Hmm, Driver=usb-storage eh? Let me check the phone and see if there is a setting on the phone... Sure enough, when connected via usb, the phone either acts as a modem *or* a memory card. Not both at the same time.

A quick change of config, disconnect/reconnect and hey presto I get the correct entry in /dev/ttyACM0 albeit with the wrong permissions for a standard user  :Sad:  But it works for root, so I'm heading in the right direction  :Smile: 

Thanks for your help.

Roly.

----------

## Miles

Glad to hear it's almost working. Bizarre though that it can only act as a USB storage device or modem at any one time.

----------

## rolypoly

Haven't tried the Windows software, that was included with the phone, since I don't use Windows but I can't imagine it will be any different, since it's a setting on the phone.

----------

## wswartzendruber

The Windows software lets you do only one thing (storage, modem, whatever).

----------

## phil_r

 *Quote:*   

> 
> 
> <snip>
> 
> T:  Bus=02 Lev=01 Prnt=01 Port=00 Cnt=01 Dev#=  3 Spd=12  MxCh= 0
> ...

 

Roly, how did you change it on the phone?  I have a similar issue but can't find the settings  :Sad: 

Phil.

----------

## Miles

 *phil_r wrote:*   

> 
> 
> Roly, how did you change it on the phone?  I have a similar issue but can't find the settings 
> 
> Phil.

 

Is it a setting on the phone, or is it just what driver is loaded when you plug in the phone?

----------

## rolypoly

Sorry for the verrrrrrrrryy long delay in replying.

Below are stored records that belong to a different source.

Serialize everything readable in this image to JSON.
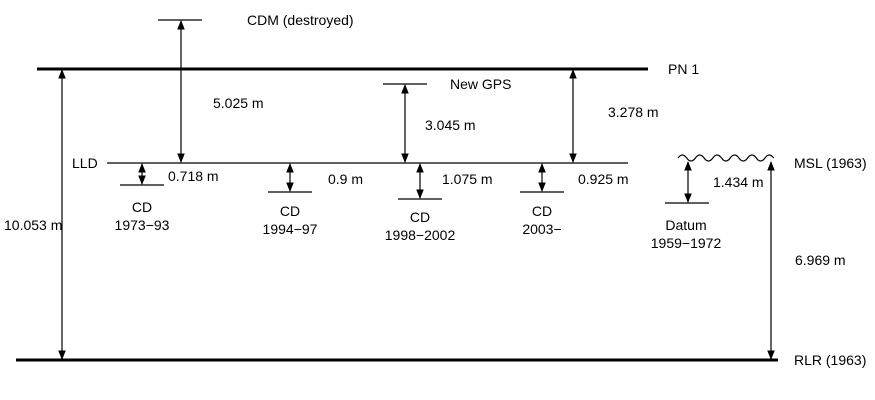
{
  "levels": {
    "pn1": "PN 1",
    "lld": "LLD",
    "msl": "MSL (1963)",
    "rlr": "RLR (1963)"
  },
  "benchmarks": {
    "cdm": "CDM (destroyed)",
    "new_gps": "New GPS"
  },
  "chart_datums": [
    {
      "name": "CD",
      "period": "1973−93"
    },
    {
      "name": "CD",
      "period": "1994−97"
    },
    {
      "name": "CD",
      "period": "1998−2002"
    },
    {
      "name": "CD",
      "period": "2003−"
    }
  ],
  "datum": {
    "name": "Datum",
    "period": "1959−1972"
  },
  "measurements": {
    "cdm_to_lld": "5.025 m",
    "gps_to_lld": "3.045 m",
    "pn1_to_lld": "3.278 m",
    "pn1_to_rlr": "10.053 m",
    "lld_to_cd_1973": "0.718 m",
    "lld_to_cd_1994": "0.9 m",
    "lld_to_cd_1998": "1.075 m",
    "lld_to_cd_2003": "0.925 m",
    "msl_to_datum": "1.434 m",
    "msl_to_rlr": "6.969 m"
  },
  "icons": {
    "msl_wave": "wave-icon"
  }
}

The setting is on the phone, under the connectivity options. Either set to modem OR memory card, not both.

----------

## bunder

this must be something new to the v3i... my v3(black) "just works".   :Embarassed: 

----------

## rolypoly

Yeah, the v3i has a micro SD slot, in which I had a 512Mb card. Although the v3 has some internal storage, it's not quite the same setup as v3i.

I now have a ROKR Z6  :Smile:  Great phone (and runs linux   :Razz:  ) but I've got issues with that too  :Sad:  Basically, it's got internal storage and a micro SD slot. When I plug it in, no new divices are detected, so I can't mount either of them. On the phone it now has 4 options : Media Sync, Memory Card, Modem or USB Printing. Media Sync is for managing the music via Microsoft Media Player (if you're that way inclined), while Memory Card makes it act like 2 mass storage devices (under windows), Modem acts like, well, a modem and USB Printing is probably for connecting directly to a printer (PICT Bridge?).

Anyway, I've got it setup as a memory card, but not much happens. Think it's probably best to start a new topic rather than carry on with this one...

----------